The next thing he said took a lot out of him.
It was like passing a kidney stone: had to be done but hurt like
hell. "As of tonight," he told her, "you're back on the anchor
desk."

He stopped. Princess waited. It killed him
but he had to keep going. "You've got the job back. I'll haggle
with Marner over the particulars."

All she did was nod. Cool cucumber. But he'd
always known that. He tried to lighten the moment. "So what do I
get for my magnanimity?"

Ruth scoffed at him. "Come on, Tony. You get
survival. Maybe Pemberley won't find out you handpicked a lunatic
to be main anchor."

She had a point.

For the first time he saw these two broads in
a whole new light. Maybe he could do business with them. After all,
there'd been nothing to stop them from showing the tape to
Pemberley first and blowing his ass from here to kingdom come. But
they hadn't.

He smiled at Ruth and winked at Princess, who
he'd never liked more than he did at that moment. Who, in fact, he
was gonna be damn happy to have back on his anchor desk.

Too bad he hadn't known that back in
June.

*

Kelly drove her black BMW 323i east on Sunset
Boulevard like a bat out of hell, trying to do the eight miles from
Bel Air to KXLA in record time. She had to find out if what Rico
told her on the phone just now was true. No way it was, but
still.

That Tony had suspended her? Without pay?
Indefinitely? No way. She'd anchored the night before and he'd
known about the lawsuits then, so why would he suddenly turn around
and suspend her?

One thought kept wriggling into her brain and
she kept trying to squish it. What if Tony found out about the CNN
shootout tape? What if that bitch Natalie watched it a million
times and finally saw her on it with the flashlight?

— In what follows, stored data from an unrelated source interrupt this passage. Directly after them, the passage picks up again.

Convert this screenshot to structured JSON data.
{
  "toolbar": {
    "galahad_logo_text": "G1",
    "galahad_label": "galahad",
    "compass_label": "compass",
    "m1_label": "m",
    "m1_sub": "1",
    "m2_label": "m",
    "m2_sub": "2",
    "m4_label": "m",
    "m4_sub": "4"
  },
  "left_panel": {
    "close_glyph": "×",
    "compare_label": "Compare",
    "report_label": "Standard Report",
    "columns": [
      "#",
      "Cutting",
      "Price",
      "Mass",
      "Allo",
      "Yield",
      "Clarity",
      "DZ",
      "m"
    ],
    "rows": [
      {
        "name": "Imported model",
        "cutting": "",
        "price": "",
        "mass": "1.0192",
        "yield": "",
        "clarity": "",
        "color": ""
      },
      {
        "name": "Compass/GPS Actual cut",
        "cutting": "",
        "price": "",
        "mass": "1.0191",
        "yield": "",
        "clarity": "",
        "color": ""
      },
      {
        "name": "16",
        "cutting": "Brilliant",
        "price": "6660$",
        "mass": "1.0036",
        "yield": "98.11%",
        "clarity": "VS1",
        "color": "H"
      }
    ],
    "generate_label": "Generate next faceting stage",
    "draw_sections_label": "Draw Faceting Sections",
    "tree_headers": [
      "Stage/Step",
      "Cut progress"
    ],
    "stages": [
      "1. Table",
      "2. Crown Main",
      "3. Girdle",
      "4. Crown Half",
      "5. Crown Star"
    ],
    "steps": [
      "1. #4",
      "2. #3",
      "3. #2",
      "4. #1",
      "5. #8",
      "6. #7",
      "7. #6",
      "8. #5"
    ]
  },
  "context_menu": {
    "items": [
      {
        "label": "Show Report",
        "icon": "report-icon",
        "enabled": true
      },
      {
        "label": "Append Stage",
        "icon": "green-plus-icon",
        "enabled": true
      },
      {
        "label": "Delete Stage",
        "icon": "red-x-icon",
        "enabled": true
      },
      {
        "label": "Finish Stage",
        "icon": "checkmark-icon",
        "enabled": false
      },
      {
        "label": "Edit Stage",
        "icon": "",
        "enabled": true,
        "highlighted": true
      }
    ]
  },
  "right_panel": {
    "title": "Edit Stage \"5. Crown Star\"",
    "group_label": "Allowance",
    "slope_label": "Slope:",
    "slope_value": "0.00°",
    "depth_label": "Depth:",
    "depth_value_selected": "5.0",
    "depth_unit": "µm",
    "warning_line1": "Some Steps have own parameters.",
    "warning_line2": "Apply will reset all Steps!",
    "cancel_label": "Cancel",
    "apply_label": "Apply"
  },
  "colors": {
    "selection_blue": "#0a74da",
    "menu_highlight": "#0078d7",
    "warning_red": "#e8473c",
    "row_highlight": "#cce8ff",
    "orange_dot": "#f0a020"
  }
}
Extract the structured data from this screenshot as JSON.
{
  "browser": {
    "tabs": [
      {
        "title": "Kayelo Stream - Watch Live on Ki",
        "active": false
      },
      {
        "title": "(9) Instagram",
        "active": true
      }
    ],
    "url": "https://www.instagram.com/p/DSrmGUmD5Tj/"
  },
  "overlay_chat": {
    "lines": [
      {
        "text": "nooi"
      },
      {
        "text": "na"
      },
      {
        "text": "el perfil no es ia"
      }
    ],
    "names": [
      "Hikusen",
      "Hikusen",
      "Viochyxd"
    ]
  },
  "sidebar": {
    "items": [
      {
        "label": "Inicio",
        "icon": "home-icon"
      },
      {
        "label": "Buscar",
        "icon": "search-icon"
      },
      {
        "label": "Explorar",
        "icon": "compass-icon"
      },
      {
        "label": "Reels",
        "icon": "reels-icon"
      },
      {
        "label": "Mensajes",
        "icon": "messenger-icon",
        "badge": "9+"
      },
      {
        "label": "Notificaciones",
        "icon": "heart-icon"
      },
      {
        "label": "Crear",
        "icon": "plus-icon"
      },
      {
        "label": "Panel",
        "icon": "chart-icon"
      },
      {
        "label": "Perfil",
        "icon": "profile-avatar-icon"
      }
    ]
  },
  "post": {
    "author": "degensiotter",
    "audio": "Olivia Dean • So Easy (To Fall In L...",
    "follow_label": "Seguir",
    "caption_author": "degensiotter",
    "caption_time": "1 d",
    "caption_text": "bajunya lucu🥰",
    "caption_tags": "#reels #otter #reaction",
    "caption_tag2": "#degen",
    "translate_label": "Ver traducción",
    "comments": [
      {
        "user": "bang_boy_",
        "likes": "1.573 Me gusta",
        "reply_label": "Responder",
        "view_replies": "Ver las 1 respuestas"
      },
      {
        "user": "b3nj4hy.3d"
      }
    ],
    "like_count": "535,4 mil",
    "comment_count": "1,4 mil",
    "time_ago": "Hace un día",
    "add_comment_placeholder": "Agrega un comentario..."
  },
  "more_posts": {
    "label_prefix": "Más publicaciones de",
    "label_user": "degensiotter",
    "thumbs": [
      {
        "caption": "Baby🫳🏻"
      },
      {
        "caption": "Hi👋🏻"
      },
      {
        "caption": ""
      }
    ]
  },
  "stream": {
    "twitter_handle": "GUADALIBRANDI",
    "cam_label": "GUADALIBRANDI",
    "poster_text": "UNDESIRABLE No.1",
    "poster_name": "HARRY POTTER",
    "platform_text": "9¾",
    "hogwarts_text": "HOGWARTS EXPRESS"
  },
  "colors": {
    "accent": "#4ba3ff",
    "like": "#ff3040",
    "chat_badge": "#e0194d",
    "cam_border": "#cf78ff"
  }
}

Kelly clutched the steering wheel.
God.

The light turned red at Beverly Drive but
Kelly ran it, jamming her foot down on the accelerator. A bunch of
idiots in a VW convertible honked like mad but she ignored them and
hurtled on through Beverly Hills and into Hollywood. The closer she
got to KXLA, the more nervous she felt. There was a buttload of
stuff coming down that she didn't like. Howard getting fired?
That'd blown her away. But better Howard than her. And he
had
let her take that Mann accident videotape off the
lot.

Kelly arrived at KXLA and rolled the Beemer
up to the guard gate. The usual afternoon security guy was there
but he had the bar down and was on the phone looking away and
didn't raise it.

She sat and waited and wondered. Finally the
guard got off the phone. Kelly honked her horn at him, since he
still didn't raise the bar. But, she couldn't believe it, he shook
his head and mouthed the word
no
.

She lowered the window. "What do you mean,
no
?" she bellowed. "Lemme in!"

He didn't want to, she could tell, but he
walked his skinny ass out of the guardhouse and approached her car.
"I can't do it, Miss Devlin," he told her. "I was told you've been
banned from the lot. I got orders."

"What the hell do you mean I've been banned!"
she screamed. "I work here! You've let me in a million times!" She
jabbed a finger at her windshield. "Look at my pass! I've got a
reserved space!"

He kept shaking his head. "No can do, Miss
Devlin. I'm sorry." He held his hands up, as if there wasn't shit
he could do about it. "Orders," he repeated. Then he walked back
into the guardhouse and closed the sliding glass door as if she
wasn't even there.

Un-fucking-believable!
She wasn't
gonna put up with this. She was the main female anchor at this
station. She could eat this joker for lunch, then spit him out by
prime time.

Kelly sat in her Beemer, fuming. But could it
be that she
was
banned from the lot?

That really ticked her off. Plus it petrified
her. She grabbed the Club from the passenger seat and got out of
the Beemer. "Lemme in!" she yelled at the security guy, brandishing
the Club and approaching the guardhouse. He looked freaked, which
gave her kind of a thrill. "Lemme in or say good-bye to your
windows!"

He scrunched himself against the wall and
reached for the phone, as if she was a menace or something. But he
still didn't raise the bar so she gave the Club a swing.

Bam!
The glass windows on the little
guardhouse shattered like nobody's business. The guy stood inside
cowering, still on the phone, so Kelly gave it another whirl,
aiming at a window closer to him.
Bam!
More glass fell on
the asphalt, in tiny pieces that glittered in the sunlight. Still
he didn't raise the bar.

Kelly stood there panting. He
still
wasn't gonna let her in? What was this shit? Now she didn't know
what to do. Who should she call? Rico?

She ran back to grab her cell phone from the
Beemer. But before she could dial, it rang. "Yeah?" she
answered.

"You are a fucking maniac—you know that,
Kelly?"

"Rico! I was just calling you! Do you
know—"

"You were calling me for the last time. I
just got off the phone with Scoppio and you've got two minutes to
get off that lot. Do you understand me, Kelly? Two minutes. Before
you get arrested for destroying private property. I'm not shitting
you and I'm sure as hell not bailing you out."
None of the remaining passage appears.